Sim, temos que fazer algo com
a morte, temos que aprisioná-la com ritos precisamente para salvar a vida. É
por isso que desde sempre uma das medidas mais claras da devastação causada por
uma catástrofe é o fato de nos roubar essa liturgia final. Acontece nas
guerras, com os mortos desaparecidos em combate; acontece nas explosões que
evaporam corpos, como os acidentes de avião ou as das Torres Gêmeas. E acontece nas pandemias. Quando os cronistas das várias pestes
sofridas pela humanidade queriam destacar o horror supremo do que estavam
vivendo, falavam disso: dos milhares de mortos sem enterrar porque
"aqueles que cavavam já não davam conta", como dizia Procópio de
Cesareia na peste de 541; ou o que escreveu durante a Grande Peste de 1348
Agnolo di Tura, um morador de Siena, onde metade da população havia morrido:
“Enterrei com minhas próprias mãos cinco filhos em uma única sepultura. Não
houve sinos. Nem lágrimas. Isto é o fim do mundo”. Não, não houve sinos, não
houve ritual, não houve uma despedida apropriada e, portanto, não houve
salvação.
E isto é o mais duro, o mais
devastador que está acontecendo agora com o coronavírus.

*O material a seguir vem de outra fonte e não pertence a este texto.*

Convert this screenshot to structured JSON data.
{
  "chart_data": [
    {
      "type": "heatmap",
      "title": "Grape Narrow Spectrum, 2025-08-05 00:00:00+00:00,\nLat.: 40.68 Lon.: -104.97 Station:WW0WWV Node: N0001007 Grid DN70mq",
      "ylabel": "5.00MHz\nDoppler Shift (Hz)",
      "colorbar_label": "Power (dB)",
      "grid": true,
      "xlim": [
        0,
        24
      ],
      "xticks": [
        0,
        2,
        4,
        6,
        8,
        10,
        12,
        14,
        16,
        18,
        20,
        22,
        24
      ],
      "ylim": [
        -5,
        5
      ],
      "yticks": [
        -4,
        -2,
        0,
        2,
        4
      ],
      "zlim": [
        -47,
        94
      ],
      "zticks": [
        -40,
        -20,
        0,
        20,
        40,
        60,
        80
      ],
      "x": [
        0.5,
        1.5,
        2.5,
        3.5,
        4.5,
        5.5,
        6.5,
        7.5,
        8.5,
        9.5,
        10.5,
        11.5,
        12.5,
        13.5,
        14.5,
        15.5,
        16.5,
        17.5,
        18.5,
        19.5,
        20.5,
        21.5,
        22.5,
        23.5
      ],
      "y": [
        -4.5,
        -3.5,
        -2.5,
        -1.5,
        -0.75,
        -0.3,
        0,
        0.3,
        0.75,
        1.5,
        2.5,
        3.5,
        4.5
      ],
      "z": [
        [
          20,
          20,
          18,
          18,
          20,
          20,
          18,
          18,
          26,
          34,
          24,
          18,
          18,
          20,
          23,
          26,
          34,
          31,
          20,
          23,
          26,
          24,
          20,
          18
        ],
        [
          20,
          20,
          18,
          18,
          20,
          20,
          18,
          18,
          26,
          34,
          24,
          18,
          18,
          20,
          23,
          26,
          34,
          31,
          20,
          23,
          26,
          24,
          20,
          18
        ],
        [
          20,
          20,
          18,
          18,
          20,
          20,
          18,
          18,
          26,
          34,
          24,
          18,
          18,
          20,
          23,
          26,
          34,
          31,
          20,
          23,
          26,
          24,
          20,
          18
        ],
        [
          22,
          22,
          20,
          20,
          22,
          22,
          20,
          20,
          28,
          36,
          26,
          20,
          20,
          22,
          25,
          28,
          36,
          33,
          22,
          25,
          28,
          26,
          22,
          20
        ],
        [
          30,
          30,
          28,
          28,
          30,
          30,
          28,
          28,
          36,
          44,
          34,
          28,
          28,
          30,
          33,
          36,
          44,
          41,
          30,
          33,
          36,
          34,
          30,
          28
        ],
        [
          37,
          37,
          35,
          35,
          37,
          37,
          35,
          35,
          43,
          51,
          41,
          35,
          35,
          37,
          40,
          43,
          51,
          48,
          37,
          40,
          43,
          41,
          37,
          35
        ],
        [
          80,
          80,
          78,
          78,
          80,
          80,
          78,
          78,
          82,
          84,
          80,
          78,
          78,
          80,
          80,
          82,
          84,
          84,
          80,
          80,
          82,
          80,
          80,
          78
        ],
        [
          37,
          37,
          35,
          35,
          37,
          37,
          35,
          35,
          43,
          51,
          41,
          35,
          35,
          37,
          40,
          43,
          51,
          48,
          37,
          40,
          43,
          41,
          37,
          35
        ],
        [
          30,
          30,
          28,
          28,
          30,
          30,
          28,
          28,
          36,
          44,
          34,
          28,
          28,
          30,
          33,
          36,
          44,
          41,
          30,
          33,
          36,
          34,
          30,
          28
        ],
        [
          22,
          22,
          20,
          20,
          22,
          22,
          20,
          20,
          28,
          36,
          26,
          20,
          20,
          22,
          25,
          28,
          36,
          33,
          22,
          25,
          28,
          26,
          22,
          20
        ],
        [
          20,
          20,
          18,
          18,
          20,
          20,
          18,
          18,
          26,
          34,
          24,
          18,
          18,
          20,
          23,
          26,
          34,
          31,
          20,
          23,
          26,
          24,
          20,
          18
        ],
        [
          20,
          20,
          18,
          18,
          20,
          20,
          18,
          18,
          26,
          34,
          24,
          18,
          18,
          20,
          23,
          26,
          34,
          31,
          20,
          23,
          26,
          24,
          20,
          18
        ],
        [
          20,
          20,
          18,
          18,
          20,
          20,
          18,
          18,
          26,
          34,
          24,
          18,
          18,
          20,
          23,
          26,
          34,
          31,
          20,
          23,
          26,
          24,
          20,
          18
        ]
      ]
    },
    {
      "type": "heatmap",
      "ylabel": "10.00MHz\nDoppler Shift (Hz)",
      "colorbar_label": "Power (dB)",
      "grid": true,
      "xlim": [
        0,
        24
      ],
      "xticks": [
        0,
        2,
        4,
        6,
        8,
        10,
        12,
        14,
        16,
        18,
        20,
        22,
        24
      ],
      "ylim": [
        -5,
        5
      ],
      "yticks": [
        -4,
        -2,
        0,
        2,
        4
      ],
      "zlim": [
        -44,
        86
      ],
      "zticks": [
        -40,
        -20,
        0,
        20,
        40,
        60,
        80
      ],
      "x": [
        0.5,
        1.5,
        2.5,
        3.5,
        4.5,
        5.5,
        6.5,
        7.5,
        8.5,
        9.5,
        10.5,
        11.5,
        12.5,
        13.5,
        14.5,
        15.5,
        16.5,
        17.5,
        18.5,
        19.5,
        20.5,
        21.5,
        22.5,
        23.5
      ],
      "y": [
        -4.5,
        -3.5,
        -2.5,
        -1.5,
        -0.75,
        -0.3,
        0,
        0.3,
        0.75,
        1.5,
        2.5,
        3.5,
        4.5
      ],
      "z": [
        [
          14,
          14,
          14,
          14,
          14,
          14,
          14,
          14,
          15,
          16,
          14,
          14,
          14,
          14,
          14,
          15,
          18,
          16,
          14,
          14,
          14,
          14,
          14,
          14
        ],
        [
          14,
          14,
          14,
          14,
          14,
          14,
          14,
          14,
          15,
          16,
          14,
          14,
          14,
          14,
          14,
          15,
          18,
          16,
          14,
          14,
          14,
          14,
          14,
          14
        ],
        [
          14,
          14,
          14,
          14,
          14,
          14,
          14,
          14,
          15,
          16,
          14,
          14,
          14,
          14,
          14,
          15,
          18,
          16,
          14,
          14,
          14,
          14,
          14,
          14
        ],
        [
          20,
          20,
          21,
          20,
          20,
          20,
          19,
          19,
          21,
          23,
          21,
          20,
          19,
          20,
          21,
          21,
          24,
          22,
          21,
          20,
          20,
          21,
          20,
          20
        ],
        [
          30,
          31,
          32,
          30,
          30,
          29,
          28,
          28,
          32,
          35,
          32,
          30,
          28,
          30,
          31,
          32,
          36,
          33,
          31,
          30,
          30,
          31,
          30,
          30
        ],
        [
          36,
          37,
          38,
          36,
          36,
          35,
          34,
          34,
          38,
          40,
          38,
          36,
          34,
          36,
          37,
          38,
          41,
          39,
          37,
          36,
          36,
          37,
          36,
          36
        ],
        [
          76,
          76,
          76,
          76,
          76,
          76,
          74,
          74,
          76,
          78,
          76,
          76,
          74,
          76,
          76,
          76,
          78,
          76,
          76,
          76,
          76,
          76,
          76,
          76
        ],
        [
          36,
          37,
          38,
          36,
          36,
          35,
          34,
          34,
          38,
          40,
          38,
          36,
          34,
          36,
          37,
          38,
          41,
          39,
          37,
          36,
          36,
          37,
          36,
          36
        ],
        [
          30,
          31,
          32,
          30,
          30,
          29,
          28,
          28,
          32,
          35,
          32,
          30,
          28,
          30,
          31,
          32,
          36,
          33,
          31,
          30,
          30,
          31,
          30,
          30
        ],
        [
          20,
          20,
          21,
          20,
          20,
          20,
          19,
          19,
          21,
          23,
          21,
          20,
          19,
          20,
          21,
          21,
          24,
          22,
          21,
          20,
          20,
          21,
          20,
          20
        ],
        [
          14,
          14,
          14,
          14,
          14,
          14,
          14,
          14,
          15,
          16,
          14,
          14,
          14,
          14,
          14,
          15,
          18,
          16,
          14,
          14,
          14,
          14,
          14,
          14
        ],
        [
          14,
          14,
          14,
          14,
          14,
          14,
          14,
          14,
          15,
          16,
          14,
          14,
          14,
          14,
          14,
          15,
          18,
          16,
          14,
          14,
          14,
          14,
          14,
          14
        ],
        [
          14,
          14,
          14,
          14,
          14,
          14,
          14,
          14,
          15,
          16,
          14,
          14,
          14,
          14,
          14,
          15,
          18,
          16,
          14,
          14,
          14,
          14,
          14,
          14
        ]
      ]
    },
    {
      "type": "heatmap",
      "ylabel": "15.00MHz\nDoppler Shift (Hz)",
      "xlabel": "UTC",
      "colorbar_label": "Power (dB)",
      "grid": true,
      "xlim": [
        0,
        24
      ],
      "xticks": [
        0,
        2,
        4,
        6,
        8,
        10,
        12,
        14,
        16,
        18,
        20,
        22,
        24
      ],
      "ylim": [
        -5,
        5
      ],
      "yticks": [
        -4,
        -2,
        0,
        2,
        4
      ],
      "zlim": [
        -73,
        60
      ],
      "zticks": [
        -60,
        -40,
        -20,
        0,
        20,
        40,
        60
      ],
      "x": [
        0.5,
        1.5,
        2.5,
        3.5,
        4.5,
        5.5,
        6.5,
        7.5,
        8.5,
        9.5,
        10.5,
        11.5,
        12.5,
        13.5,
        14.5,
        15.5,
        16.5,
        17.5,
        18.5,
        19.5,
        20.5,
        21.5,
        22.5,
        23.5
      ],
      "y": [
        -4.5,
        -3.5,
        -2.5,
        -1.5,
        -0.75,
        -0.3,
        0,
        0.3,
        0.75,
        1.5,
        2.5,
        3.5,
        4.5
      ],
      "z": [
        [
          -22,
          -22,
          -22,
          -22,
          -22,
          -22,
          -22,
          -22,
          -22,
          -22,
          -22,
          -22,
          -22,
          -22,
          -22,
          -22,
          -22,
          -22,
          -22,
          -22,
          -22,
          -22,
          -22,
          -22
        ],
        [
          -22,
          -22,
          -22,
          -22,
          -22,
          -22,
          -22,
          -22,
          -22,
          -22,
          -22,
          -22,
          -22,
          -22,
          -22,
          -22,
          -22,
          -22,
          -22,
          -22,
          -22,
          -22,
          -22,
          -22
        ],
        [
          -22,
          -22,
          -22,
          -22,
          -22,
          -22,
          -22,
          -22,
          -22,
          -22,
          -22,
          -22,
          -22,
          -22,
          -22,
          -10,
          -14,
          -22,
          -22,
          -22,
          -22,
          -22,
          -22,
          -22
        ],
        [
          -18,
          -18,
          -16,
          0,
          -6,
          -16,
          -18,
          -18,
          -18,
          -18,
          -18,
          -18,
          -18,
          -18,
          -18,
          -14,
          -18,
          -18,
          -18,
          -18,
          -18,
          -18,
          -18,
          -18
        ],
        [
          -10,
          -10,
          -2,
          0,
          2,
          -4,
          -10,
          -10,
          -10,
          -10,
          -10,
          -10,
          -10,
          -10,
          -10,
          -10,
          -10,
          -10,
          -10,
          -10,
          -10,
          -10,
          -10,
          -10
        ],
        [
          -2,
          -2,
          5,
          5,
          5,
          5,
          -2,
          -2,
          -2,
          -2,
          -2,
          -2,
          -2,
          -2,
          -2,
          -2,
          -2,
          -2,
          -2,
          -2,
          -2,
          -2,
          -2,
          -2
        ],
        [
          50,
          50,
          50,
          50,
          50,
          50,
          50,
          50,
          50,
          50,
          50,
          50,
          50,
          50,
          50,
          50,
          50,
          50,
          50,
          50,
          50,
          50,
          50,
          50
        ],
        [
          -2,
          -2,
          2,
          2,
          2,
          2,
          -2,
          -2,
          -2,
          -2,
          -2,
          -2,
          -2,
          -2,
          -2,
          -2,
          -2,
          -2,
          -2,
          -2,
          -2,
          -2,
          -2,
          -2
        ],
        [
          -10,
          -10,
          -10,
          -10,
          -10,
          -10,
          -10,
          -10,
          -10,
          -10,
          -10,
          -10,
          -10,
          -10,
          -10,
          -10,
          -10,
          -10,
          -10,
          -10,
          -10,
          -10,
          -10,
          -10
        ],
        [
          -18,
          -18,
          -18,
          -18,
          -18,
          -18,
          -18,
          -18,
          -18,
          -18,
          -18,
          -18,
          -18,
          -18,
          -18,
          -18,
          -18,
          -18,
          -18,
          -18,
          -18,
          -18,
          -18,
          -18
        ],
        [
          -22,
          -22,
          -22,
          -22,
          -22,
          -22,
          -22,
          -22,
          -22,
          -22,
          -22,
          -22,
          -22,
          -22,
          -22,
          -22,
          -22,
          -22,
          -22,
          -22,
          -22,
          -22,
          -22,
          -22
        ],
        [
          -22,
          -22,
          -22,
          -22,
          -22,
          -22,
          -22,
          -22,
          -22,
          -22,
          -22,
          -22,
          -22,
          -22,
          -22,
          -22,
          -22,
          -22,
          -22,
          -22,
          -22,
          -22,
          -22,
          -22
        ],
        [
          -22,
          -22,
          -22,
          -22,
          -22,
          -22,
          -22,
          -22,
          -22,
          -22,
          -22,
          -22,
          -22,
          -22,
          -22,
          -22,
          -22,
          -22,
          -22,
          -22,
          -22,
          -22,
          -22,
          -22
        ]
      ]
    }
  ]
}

Todas essas mortes, todas elas sem o consolo do velório e muitas, além disso,
sem a mera possibilidade de lhes terem dito adeus. E todos esses parentes
trancados na solidão de suas casas, necessitados de lágrimas amigas para molhar
seus ombros e contemplando como seus mortos se convertem em um simples número
no meio de uma lista. Temos que fazer algo com essa dor enorme. E isso tem que
ser feito já. Quando a situação melhorar, assim que pudermos nos permitir, é
preciso organizar funerais de Estado e cerimônias coletivas como os três
minutos de silêncio que fizeram na China. Mas, enquanto esse momento não chega,
podemos honrar os mortos de alguma maneira, fazer pequenos gestos. Pois, então,
por que não colocar, por exemplo, um pequeno laço preto em nossas sacadas?
Seria solidário compartilhar a dor de nossos vizinhos. E também, é claro, a
esperança. Quando este artigo sair, 15 dias depois de escrevê-lo, pode ser que
haja alguma iniciativa desse tipo.
Já dizia a Ilíada, esse livro de quase 3.000 anos que hoje
continua a nos falar com eloquência. Quando Aquiles, envenenado pela raiva,
mata em combate o nobre príncipe Héctor, comete assim a maior e mais
inconcebível das iniquidades: amarra o cadáver pelos tornozelos a seu carro de
guerra e a arrasta e o mantém à intempérie durante 12 dias. Uma noite, o velho
rei Príamo, disfarçado, tem que ir ao seu acampamento e suplicar de joelhos ao
feroz Aquiles para que lhe devolva o cadáver do filho (o que ele consegue,
aliás). A Ilíada é cheia de brutalidades
e degolas, mas a profanação do cadáver de Héctor é a mais atroz, é o clímax do
livro. Porque quem não respeita seus mortos, não respeita nada. Nem sequer a si
mesmo.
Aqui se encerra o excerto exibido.